O governo norte-coreano tem recomendado que a população procure as farmácias e utilize medicamentos sem eficácia comprovada contra a Covid. Entre as indicações estão gargarejos com chá de lonicera japonica, folhas de salgueiro ou água salgada, além da ingestão de antibióticos ou analgésicos.
O Exército norte-coreano foi convocado por Kim Jong-un para assegurar a distribuição de remédios pelo território.
Situação perigosa
Com a falta de informações oficiais claras, é difícil estimar como o vírus vai se comportar no país. “Nós não sabemos nada do país, não temos conhecimento das variantes que estão circulando”, lembra a infectologista e consultora de biossegurança da Sociedade Brasileira de Infectologia Sylvia Lemos.
O epidemiologista Pedro Hallal destaca que a situação é perigosa:
“Qualquer país (e, nesse caso, entra a Coréia do Norte), em que haja um surto e que não haja vacinação, é um potencial risco para o surgimento de novas variantes e para botar por água abaixo os avanços que a gente conquistou globalmente”.
Hallal aponta que é importante que o governo inicie a campanha de vacinação o mais rapidamente possível. “A tendência inicial é de grande contaminação e aumento não tão grande de mortes, pelo fato de a Ômicron ser um pouco mais leve”, explica.
“Mas é aquela coisa que a gente sempre explica: ela é mais leve, mas se tiver 10 vezes mais infectados, mesmo que se ela seja 10 vezes mais leve, vai seguir morrendo um número grande de pessoas”, observa o epidemiologista.

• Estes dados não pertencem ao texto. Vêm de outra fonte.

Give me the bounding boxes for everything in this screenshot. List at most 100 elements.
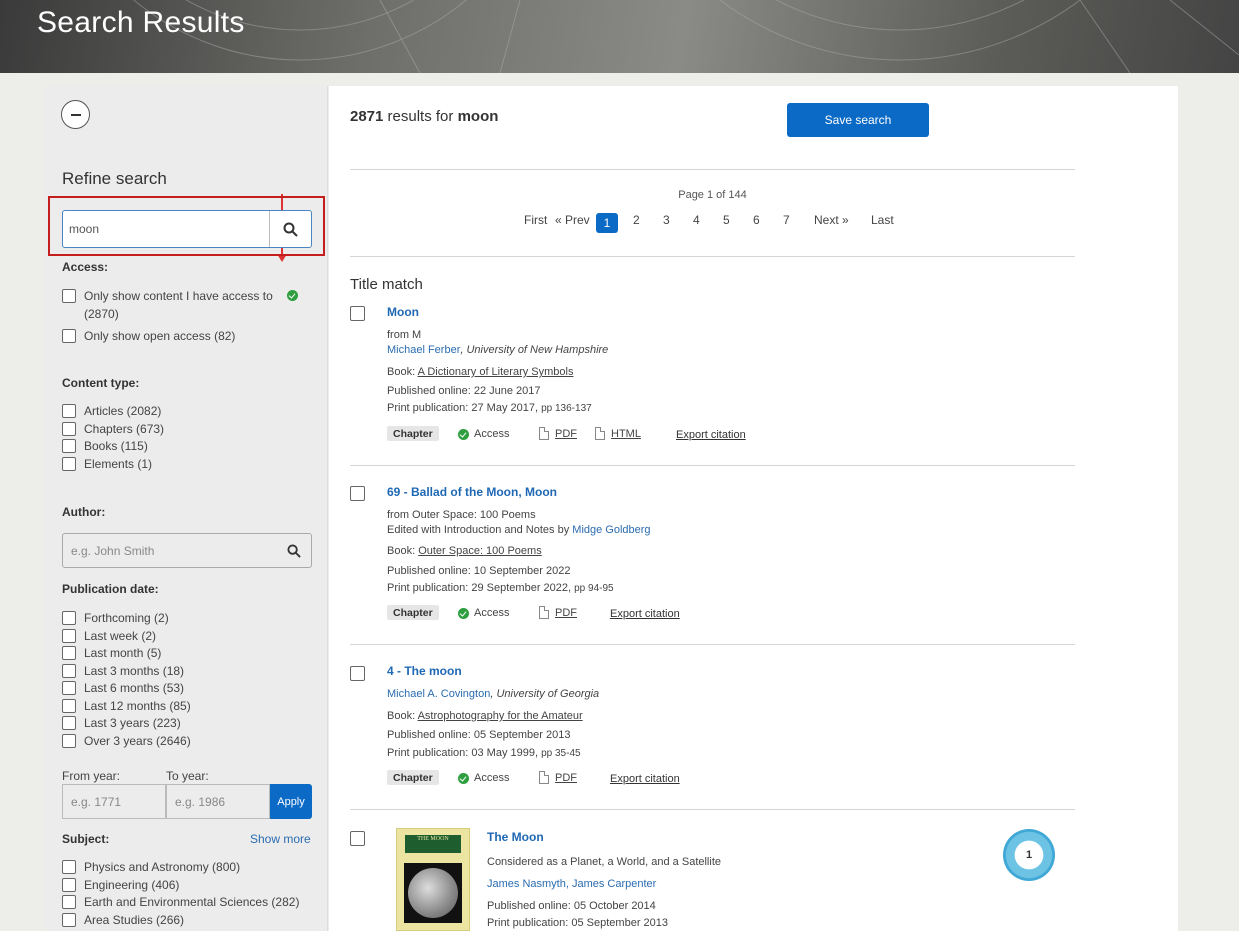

A vice-presidente da Sociedade Brasileira de Imunizações, Isabella Ballalai, lembra que a variante Ômicron é vista como menos agressiva, mas chegou ao Brasil quando a população já tinha boa cobertura vacinal.
“A Ômicron em pessoas sem vacinação não é incapaz de causar casos graves, nós tivemos mortes aqui, principalmente de não vacinados. Lá, com pessoas não vacinadas, há o risco de mais hospitalizações e mortes e mais jovens podem ter casos graves e morrer”, diz.
Para impedir que a situação piore ainda mais, Isabella ressalta a importância de uma estratégia especial de vacinação para a Coreia do Norte. “Os desafios que temos aqui não são nada comparado aos que tem lá. Aqui é uma coisa cultural, e apesar dos movimentos contrários o brasileiro procura a vacina.”
Desfile pode ter propagado doença
Um grande desfile militar para comemorar os 90 anos do Exército norte-coreano, realizado em 25 de abril, pode ter sido a grande brecha que ajudou a propagar o vírus no país.
Os militares exibiram material bélico em evento na praça Kim Il Sung, da capital, Pyongyang, com milhares de pessoas sem máscara ou distanciamento social.
Visitantes de outros países teriam se hospedado na Coreia do Norte para fotografar a ocasião. Na época, logo ao lado, na China, os vizinhos voltavam a enfrentar restrições severas para conter um novo surto da Covid.